I feel so at odds of late.
In the quiet times when I am by myself, and I am able to spend time being introspective – I can see that I am in a season of a very negative headspace – and have been unable to shift it…
I teeter between feelings of anger, disappointment, hurt, overwhelm, being used, sadness, irritation, being taken for granted, feeling unappreciated, cranky and just plain ole miserable!
The only times I don’t have tears welling in my eyes, a lump in my throat, and those feeling aren’t bubbling to the fore – is when I have my game-face on.
When I’m playing the role and hiding behind the facade of being a ‘good’ employee, Wife, Mother, colleague, friend etc
Despite recently having had a fortnight off to go away to Brisbane to help out during the time that our youngest daughter had her first baby; my work life is giving my mental health yet another nudge in a not-positive direction.

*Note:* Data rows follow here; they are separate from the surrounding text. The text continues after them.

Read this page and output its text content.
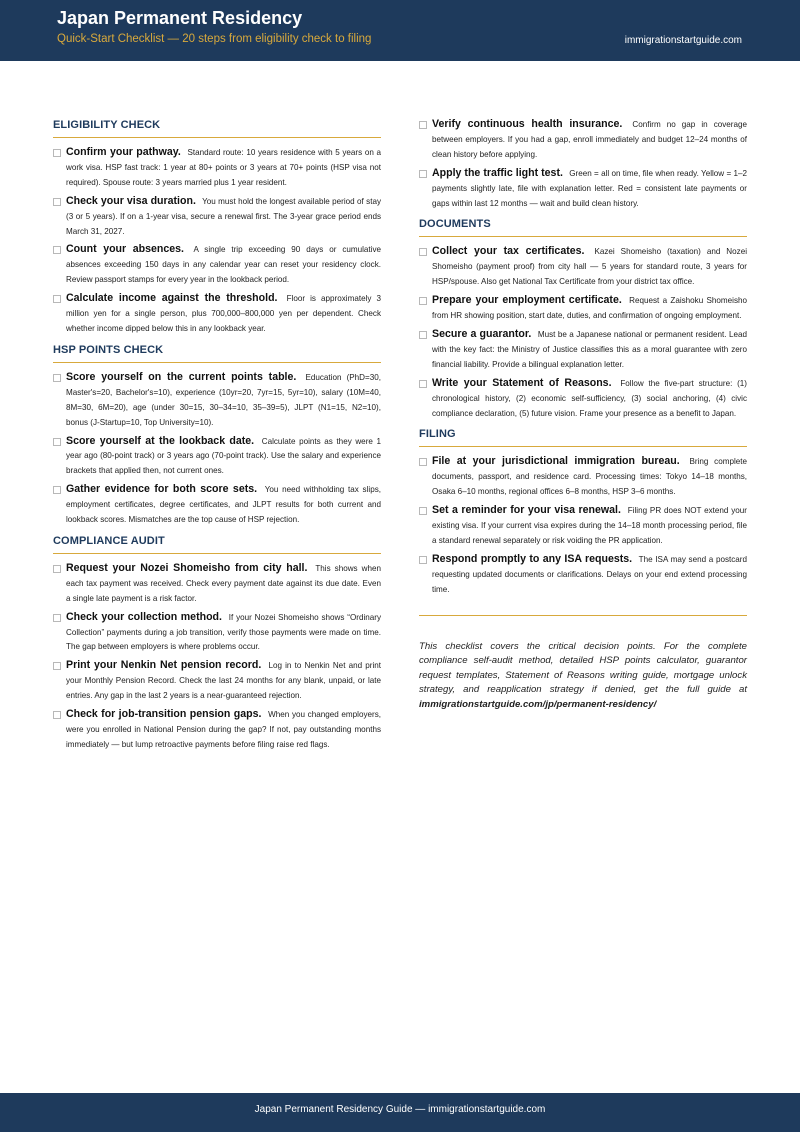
Japan Permanent Residency
Quick-Start Checklist — 20 steps from eligibility check to filing	immigrationstartguide.com
ELIGIBILITY CHECK
Confirm your pathway. Standard route: 10 years residence with 5 years on a work visa. HSP fast track: 1 year at 80+ points or 3 years at 70+ points (HSP visa not required). Spouse route: 3 years married plus 1 year resident.
Check your visa duration. You must hold the longest available period of stay (3 or 5 years). If on a 1-year visa, secure a renewal first. The 3-year grace period ends March 31, 2027.
Count your absences. A single trip exceeding 90 days or cumulative absences exceeding 150 days in any calendar year can reset your residency clock. Review passport stamps for every year in the lookback period.
Calculate income against the threshold. Floor is approximately 3 million yen for a single person, plus 700,000–800,000 yen per dependent. Check whether income dipped below this in any lookback year.
HSP POINTS CHECK
Score yourself on the current points table. Education (PhD=30, Master's=20, Bachelor's=10), experience (10yr=20, 7yr=15, 5yr=10), salary (10M=40, 8M=30, 6M=20), age (under 30=15, 30–34=10, 35–39=5), JLPT (N1=15, N2=10), bonus (J-Startup=10, Top University=10).
Score yourself at the lookback date. Calculate points as they were 1 year ago (80-point track) or 3 years ago (70-point track). Use the salary and experience brackets that applied then, not current ones.
Gather evidence for both score sets. You need withholding tax slips, employment certificates, degree certificates, and JLPT results for both current and lookback scores. Mismatches are the top cause of HSP rejection.
COMPLIANCE AUDIT
Request your Nozei Shomeisho from city hall. This shows when each tax payment was received. Check every payment date against its due date. Even a single late payment is a risk factor.
Check your collection method. If your Nozei Shomeisho shows “Ordinary Collection” payments during a job transition, verify those payments were made on time. The gap between employers is where problems occur.
Print your Nenkin Net pension record. Log in to Nenkin Net and print your Monthly Pension Record. Check the last 24 months for any blank, unpaid, or late entries. Any gap in the last 2 years is a near-guaranteed rejection.
Check for job-transition pension gaps. When you changed employers, were you enrolled in National Pension during the gap? If not, pay outstanding months immediately — but lump retroactive payments before filing raise red flags.
Verify continuous health insurance. Confirm no gap in coverage between employers. If you had a gap, enroll immediately and budget 12–24 months of clean history before applying.
Apply the traffic light test. Green = all on time, file when ready. Yellow = 1–2 payments slightly late, file with explanation letter. Red = consistent late payments or gaps within last 12 months — wait and build clean history.
DOCUMENTS
Collect your tax certificates. Kazei Shomeisho (taxation) and Nozei Shomeisho (payment proof) from city hall — 5 years for standard route, 3 years for HSP/spouse. Also get National Tax Certificate from your district tax office.
Prepare your employment certificate. Request a Zaishoku Shomeisho from HR showing position, start date, duties, and confirmation of ongoing employment.
Secure a guarantor. Must be a Japanese national or permanent resident. Lead with the key fact: the Ministry of Justice classifies this as a moral guarantee with zero financial liability. Provide a bilingual explanation letter.
Write your Statement of Reasons. Follow the five-part structure: (1) chronological history, (2) economic self-sufficiency, (3) social anchoring, (4) civic compliance declaration, (5) future vision. Frame your presence as a benefit to Japan.
FILING
File at your jurisdictional immigration bureau. Bring complete documents, passport, and residence card. Processing times: Tokyo 14–18 months, Osaka 6–10 months, regional offices 6–8 months, HSP 3–6 months.
Set a reminder for your visa renewal. Filing PR does NOT extend your existing visa. If your current visa expires during the 14–18 month processing period, file a standard renewal separately or risk voiding the PR application.
Respond promptly to any ISA requests. The ISA may send a postcard requesting updated documents or clarifications. Delays on your end extend processing time.
This checklist covers the critical decision points. For the complete compliance self-audit method, detailed HSP points calculator, guarantor request templates, Statement of Reasons writing guide, mortgage unlock strategy, and reapplication strategy if denied, get the full guide at immigrationstartguide.com/jp/permanent-residency/
Japan Permanent Residency Guide — immigrationstartguide.com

I have tried to weather out the storm in the hopes that with time, my work-life would settle into a manageable rhythm – however that hasn’t been the case, and I have no time nor the mental and emotional energy left to try and wait it out.
So – this week I have decided that I am going to have to resign from one part of my job.
This isn’t something I want to do – as the part that I will be leaving behind is the creative part – and I would love to have excelled at it, and it would have given me personal feelings of accomplishment.
Writing that email of resignation won’t be at all easy – but it will be what is right.
Right for me, right now…
It’s important in the world to show kindness – but we must also remember to show kindness to ourselves – for we can not give to others, that which we do not have for ourselves.